Пацан в юбке
Историки заинтересовались судьбой кузбассовца, выжившего в годы войны в фашистском «женском» концлагере…
В чужой «шкуре»
— В лагере меня звали… Юля, — краснеет 85-летний Юрий Рубекин, бравый дед из Тяжина, тут же, впрочем, берущий себя в руки. – Я ж почти два года в женском был… Только так и спасся, в платье и с божьей помощью. И спасибо женщинам, девочкам, не выдавшим меня.
Той, как он уважительно говорит, «шкуры», то есть серого платья с длинными рукавами, с подолом, прикрывавшим худые коленки, давно уж нет, истлела. Но жизнь среди женщин в лагерном бараке, на волоске от смерти и наказ мамы («Забудь, что ты мальчик, смотри на младшую сестру Лиду, подражай ей и двоюродной старшей сестре, копируй») врезались в сердце.
А еще, наверное, это повлияло на привычки. В доме Юрия Николаевича, одиноко живущего после смерти жены, — прибрано, посуда вымыта, белье постирано, рубашки поглажены…
— Что ж, я чистоту люблю, — на ходу поправляет покрывало, кладет книжку на место и бросается включить чайник ветеран. — И после войны, когда много лет работал в леспромхозе с женщинами, мне было с ними всегда легко.
Мама и бабушка
Юрий Рубекин уже больше 60 лет живет в Кузбассе. Но родился и вырос на Брянщине.
— Отец, как завод отправили в эвакуацию в 1941-м, ушел в партизаны. А мама с нами (мне одиннадцать было, сестре восемь) уехала из Брянска в село Ревны, к бабушке, — вспоминает Юрий Николаевич.
Так они, убегая от бомбежек и голода, и попали… в самые партизанские места.
— Отец – партизан, дядька – партизан, еще один дядя – командир отряда, — перечисляет ветеран. — Партизаны мешали немцам, стремившимся к Москве. Они «рвали» железную дорогу. И так «достали» немцев, что те прислали в село карателей.
Крик, плач поднялся. Избы стали поджигать. Скотину сгонять. И жителей, как скотину…

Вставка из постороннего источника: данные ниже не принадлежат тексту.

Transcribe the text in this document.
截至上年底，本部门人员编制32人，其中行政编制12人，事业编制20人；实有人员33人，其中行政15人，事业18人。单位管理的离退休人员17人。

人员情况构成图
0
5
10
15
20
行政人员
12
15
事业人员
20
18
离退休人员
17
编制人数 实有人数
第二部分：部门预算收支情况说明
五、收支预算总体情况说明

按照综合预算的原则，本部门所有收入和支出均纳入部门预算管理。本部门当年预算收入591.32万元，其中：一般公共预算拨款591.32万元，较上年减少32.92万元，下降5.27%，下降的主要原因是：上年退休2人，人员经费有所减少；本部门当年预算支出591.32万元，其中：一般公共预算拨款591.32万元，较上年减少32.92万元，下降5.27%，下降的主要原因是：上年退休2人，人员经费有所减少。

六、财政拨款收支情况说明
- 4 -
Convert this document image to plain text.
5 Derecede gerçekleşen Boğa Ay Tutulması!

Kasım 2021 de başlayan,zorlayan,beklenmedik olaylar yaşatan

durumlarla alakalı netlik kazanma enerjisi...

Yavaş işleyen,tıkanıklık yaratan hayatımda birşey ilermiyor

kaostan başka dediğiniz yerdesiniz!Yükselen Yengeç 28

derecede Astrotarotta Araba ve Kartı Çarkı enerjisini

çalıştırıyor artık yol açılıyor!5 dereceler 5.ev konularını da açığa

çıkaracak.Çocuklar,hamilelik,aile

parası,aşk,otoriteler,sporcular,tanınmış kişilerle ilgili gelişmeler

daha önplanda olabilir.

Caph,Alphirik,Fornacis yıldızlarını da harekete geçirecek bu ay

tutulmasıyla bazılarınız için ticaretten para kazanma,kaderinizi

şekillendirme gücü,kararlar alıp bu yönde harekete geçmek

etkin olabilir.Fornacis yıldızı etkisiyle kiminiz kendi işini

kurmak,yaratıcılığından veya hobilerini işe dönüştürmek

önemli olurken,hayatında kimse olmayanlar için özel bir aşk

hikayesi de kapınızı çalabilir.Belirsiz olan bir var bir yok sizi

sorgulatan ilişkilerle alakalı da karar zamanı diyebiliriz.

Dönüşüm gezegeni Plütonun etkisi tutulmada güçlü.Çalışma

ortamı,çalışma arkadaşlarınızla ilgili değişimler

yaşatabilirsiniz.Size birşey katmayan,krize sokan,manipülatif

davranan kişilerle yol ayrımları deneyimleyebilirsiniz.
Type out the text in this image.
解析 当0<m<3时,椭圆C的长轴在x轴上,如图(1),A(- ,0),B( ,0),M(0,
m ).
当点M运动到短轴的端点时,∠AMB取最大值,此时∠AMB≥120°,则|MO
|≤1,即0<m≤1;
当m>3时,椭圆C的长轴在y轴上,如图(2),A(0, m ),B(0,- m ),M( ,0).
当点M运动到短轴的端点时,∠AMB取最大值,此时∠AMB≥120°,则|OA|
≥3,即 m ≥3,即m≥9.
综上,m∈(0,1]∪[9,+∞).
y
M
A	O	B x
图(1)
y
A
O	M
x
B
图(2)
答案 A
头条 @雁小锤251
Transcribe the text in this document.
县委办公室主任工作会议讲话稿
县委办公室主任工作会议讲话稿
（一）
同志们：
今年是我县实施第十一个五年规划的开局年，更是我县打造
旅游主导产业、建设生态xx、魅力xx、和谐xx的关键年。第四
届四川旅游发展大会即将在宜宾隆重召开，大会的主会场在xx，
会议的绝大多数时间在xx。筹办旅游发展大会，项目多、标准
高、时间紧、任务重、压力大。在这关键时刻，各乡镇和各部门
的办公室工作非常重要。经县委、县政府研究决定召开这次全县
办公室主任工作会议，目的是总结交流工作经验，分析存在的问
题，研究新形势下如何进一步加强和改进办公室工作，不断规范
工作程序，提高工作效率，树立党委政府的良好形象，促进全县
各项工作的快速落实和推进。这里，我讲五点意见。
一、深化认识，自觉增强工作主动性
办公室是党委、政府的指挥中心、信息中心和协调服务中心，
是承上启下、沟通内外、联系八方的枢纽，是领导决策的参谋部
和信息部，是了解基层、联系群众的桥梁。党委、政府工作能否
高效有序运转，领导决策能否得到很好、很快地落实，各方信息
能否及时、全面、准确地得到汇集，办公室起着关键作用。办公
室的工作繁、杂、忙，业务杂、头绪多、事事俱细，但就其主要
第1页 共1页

Слухи, чем всё это заканчивалось в других партизанских деревнях, до нас уже доходили. Фашисты сгоняли жителей в одно место, а потом или расстреливали, или сортировали: женский пол – в лагеря, мальчишек от десяти лет и старше, подростков, — на работы в Германию. Мужчин, парней в селах уж не было: кто на фронте, кто в партизанах…
Мама, как услышала шум, бросила мне платье сестры: «Быстро!» Я маленький, худенький был, сестра покрепче. Платье подошло. Чтоб меня переодеть, было обговорено заранее. И мама правильно придумала: из тех, кого угнали в Германию, никто не выжил.
Так я переоделся. Про то, что носить это неудобно, стыдно для мальчишки, не думал. Потому что…
Из ямы в огороде, где спрятались, «выкурил» нашедший нас немец. Показал: не вылезете — кину гранату. А как вылезли — поставили нас и соседей к стогу сена, расстрелять. Я в маму уткнулся… Но немцы вдруг передумали, погнали к сборному месту. А бабушку с другими соседями у того же стога следом расстреляли…
Думаю, бабушке моя смерть досталась… Ведь в начале войны мы с отцом подобрали с земли два крестика. Один он себе оставил. А второй я понес бабушке показать… Она головой покачала, крестик себе забрала… И война их обоих забрала: отец погиб в партизанах, бабушку немцы сгубили…
Тайна
Сначала «бабью колонну» пригнали на станцию Синезерки, потом довезли до Навли. Оттуда пешком – до Севска, успев показать по пути казнь шестерых подпольщиков.
— Среди подпольщиков была девушка. Ее глаза встретились с моими за минуту до смерти. Кого она увидела? Стриженую странную девчонку с головой лысой, как глобус… Таким же меня видели потом узницы в женском лагере.
— Догадывались?
— Но никто тайну не выдал. В том числе ту, что наша семья – особо партизанская… Хотя была в колонне женщина, которая могла бы… Она же встретила немцев в первый день хлебом-солью, с поклоном.
…Лагерь был в старой тюрьме. Это и спасло Юру (Юлю).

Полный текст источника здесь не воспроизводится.